Before getting into the details, we need to formalize the properties we want our ranking to satisfy:
- $\forall k \le |\tau_r|, \quad \forall a \in A: \quad count_k(a) \ge \lfloor p_a*k \rfloor$,
- $\forall k \le |\tau_r|, \quad \forall a \in A: \quad count_k(a) \le \lceil p_a*k \rceil$

where $|\tau_r|$ is the size of the ranking, $A$ is the set of groups, $count_k(a)$ is the number of elements of group $a$ in first $k$ elements of the ranking, and $p_a$ is the desired proportion of elements belonging to the group $a$ in the ranking.

We refer to these properties as the minimum and the maximum representation constraints, respectively.

The demand for the properties to be satisfied at every $k$ comes from the observation that the position of an element in the ranking can have a significant impact on the response of the user.

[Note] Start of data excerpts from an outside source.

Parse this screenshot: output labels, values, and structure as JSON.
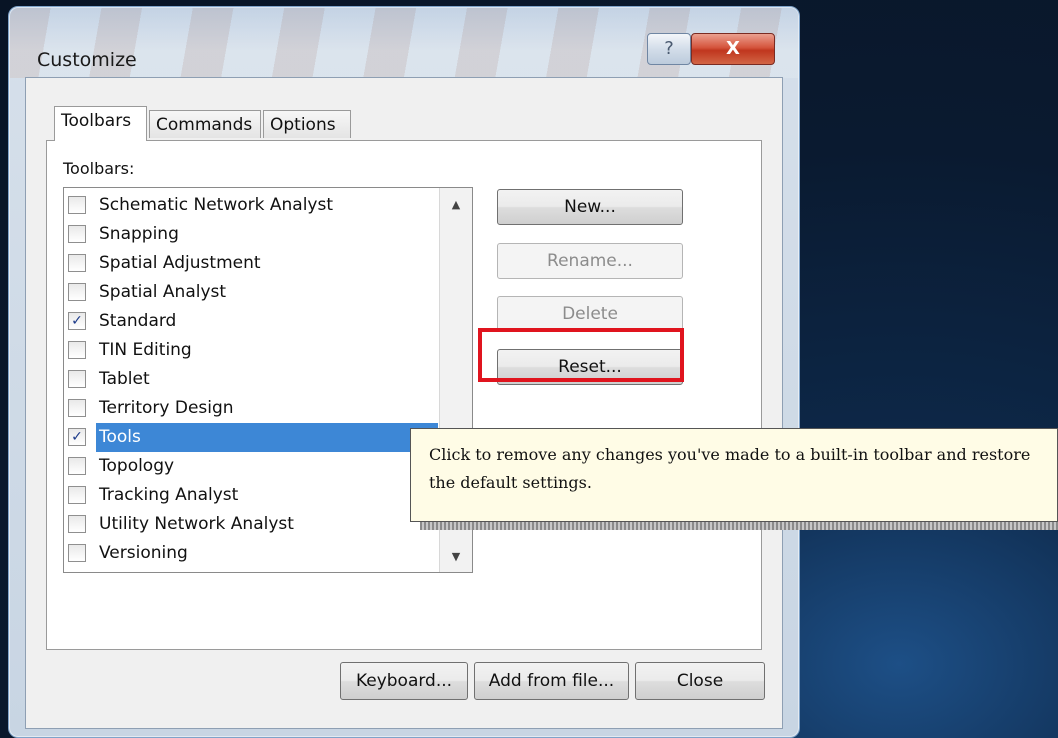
{
  "window": {
    "title": "Customize",
    "help_label": "?",
    "close_label": "X"
  },
  "tabs": [
    {
      "label": "Toolbars",
      "active": true
    },
    {
      "label": "Commands",
      "active": false
    },
    {
      "label": "Options",
      "active": false
    }
  ],
  "panel": {
    "label": "Toolbars:"
  },
  "toolbars_list": [
    {
      "label": "Schematic Network Analyst",
      "checked": false
    },
    {
      "label": "Snapping",
      "checked": false
    },
    {
      "label": "Spatial Adjustment",
      "checked": false
    },
    {
      "label": "Spatial Analyst",
      "checked": false
    },
    {
      "label": "Standard",
      "checked": true
    },
    {
      "label": "TIN Editing",
      "checked": false
    },
    {
      "label": "Tablet",
      "checked": false
    },
    {
      "label": "Territory Design",
      "checked": false
    },
    {
      "label": "Tools",
      "checked": true,
      "selected": true
    },
    {
      "label": "Topology",
      "checked": false
    },
    {
      "label": "Tracking Analyst",
      "checked": false
    },
    {
      "label": "Utility Network Analyst",
      "checked": false
    },
    {
      "label": "Versioning",
      "checked": false
    }
  ],
  "buttons": {
    "new": "New...",
    "rename": "Rename...",
    "delete": "Delete",
    "reset": "Reset..."
  },
  "bottom_buttons": {
    "keyboard": "Keyboard...",
    "add_from_file": "Add from file...",
    "close": "Close"
  },
  "tooltip": {
    "text": "Click to remove any changes you've made to a built-in toolbar and restore the default settings."
  },
  "colors": {
    "highlight": "#e0141e",
    "selection": "#3d87d6",
    "tooltip_bg": "#fffce6"
  }
}
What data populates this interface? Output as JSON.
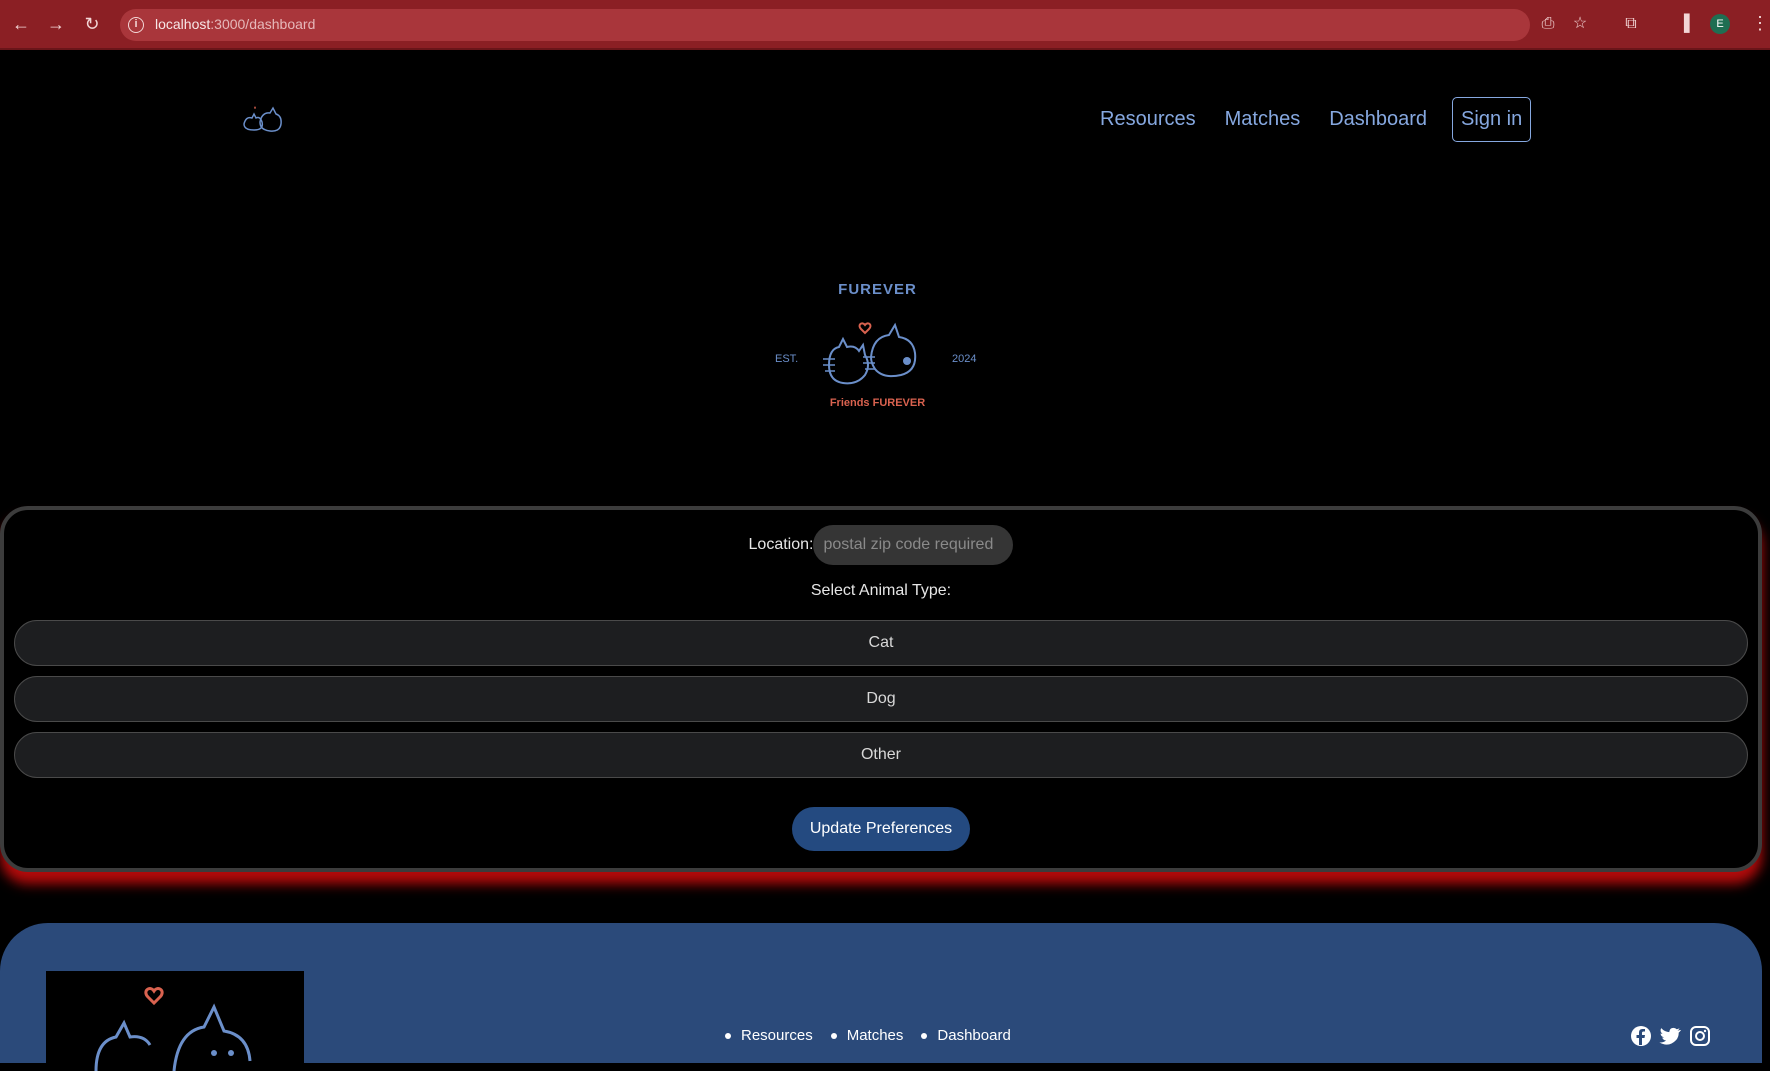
{
  "browser": {
    "url_host": "localhost",
    "url_path": ":3000/dashboard",
    "profile_initial": "E"
  },
  "header": {
    "nav": [
      "Resources",
      "Matches",
      "Dashboard"
    ],
    "signin_label": "Sign in"
  },
  "hero": {
    "title": "FUREVER",
    "est": "EST.",
    "year": "2024",
    "tagline": "Friends FUREVER"
  },
  "preferences": {
    "location_label": "Location:",
    "zip_placeholder": "postal zip code required",
    "animal_type_label": "Select Animal Type:",
    "options": [
      "Cat",
      "Dog",
      "Other"
    ],
    "update_label": "Update Preferences"
  },
  "footer": {
    "links": [
      "Resources",
      "Matches",
      "Dashboard"
    ]
  },
  "colors": {
    "chrome": "#8b1f24",
    "accent": "#86a8e0",
    "footer": "#2b4a7a",
    "button": "#244a80",
    "heart": "#d9624f"
  }
}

The **Greedy** variant works as follows:
- If there are any groups for which the minimum representation constraint is violated (the proportion of the group in the ranking is too small), choose the element with the highest score among those groups;
- Otherwise, choose the element with the highest score among groups that do not violate the maximum constraint (i.e. aren't overrepresented).

The **Conservative** and **Relaxed** variants give preference to underrepresented groups:
- If there are any groups for which the minimum representation constraint is violated, choose the element with the highest score among those groups (analogous to Greedy)
- Otherwise, among groups that do not violate the maximum constraint, pick the group that minimizes $\frac{\lceil p_a*k \rceil}{p_a}$ if Conservative or $\lceil\frac{\lceil p_a*k \rceil}{p_a}\rceil$ if Relaxed. From this group, choose the element with the highest score.

The **Constrained** variant differs significantly from both of the previous ones:
- Starting with 0, increase the value of *k* until the minimum representation constraint is increased for at least one group. If there are more than one such groups, order them according to the descending score of their highest-scoring candidates not yet in the ranking.
- For each group in the list above:
    1. Insert the next candidate from the group to the next empty index in the ranking
    2. Swap the candidate towards earlier indices until:
        - Either the score of the candidate in the earlier index is larger, or,
        - Swapping will violate the minimum condition for the group of the candidate in the earlier index.

Experimental results (see reference) show that all algorithms exhibit similar performance in terms of both list utility and fairness. The Greedy algorithm generates ranked lists with higher utility, but doesn't strictly adhere to the fairness constraints; among the rest, Constrained shows the best utility.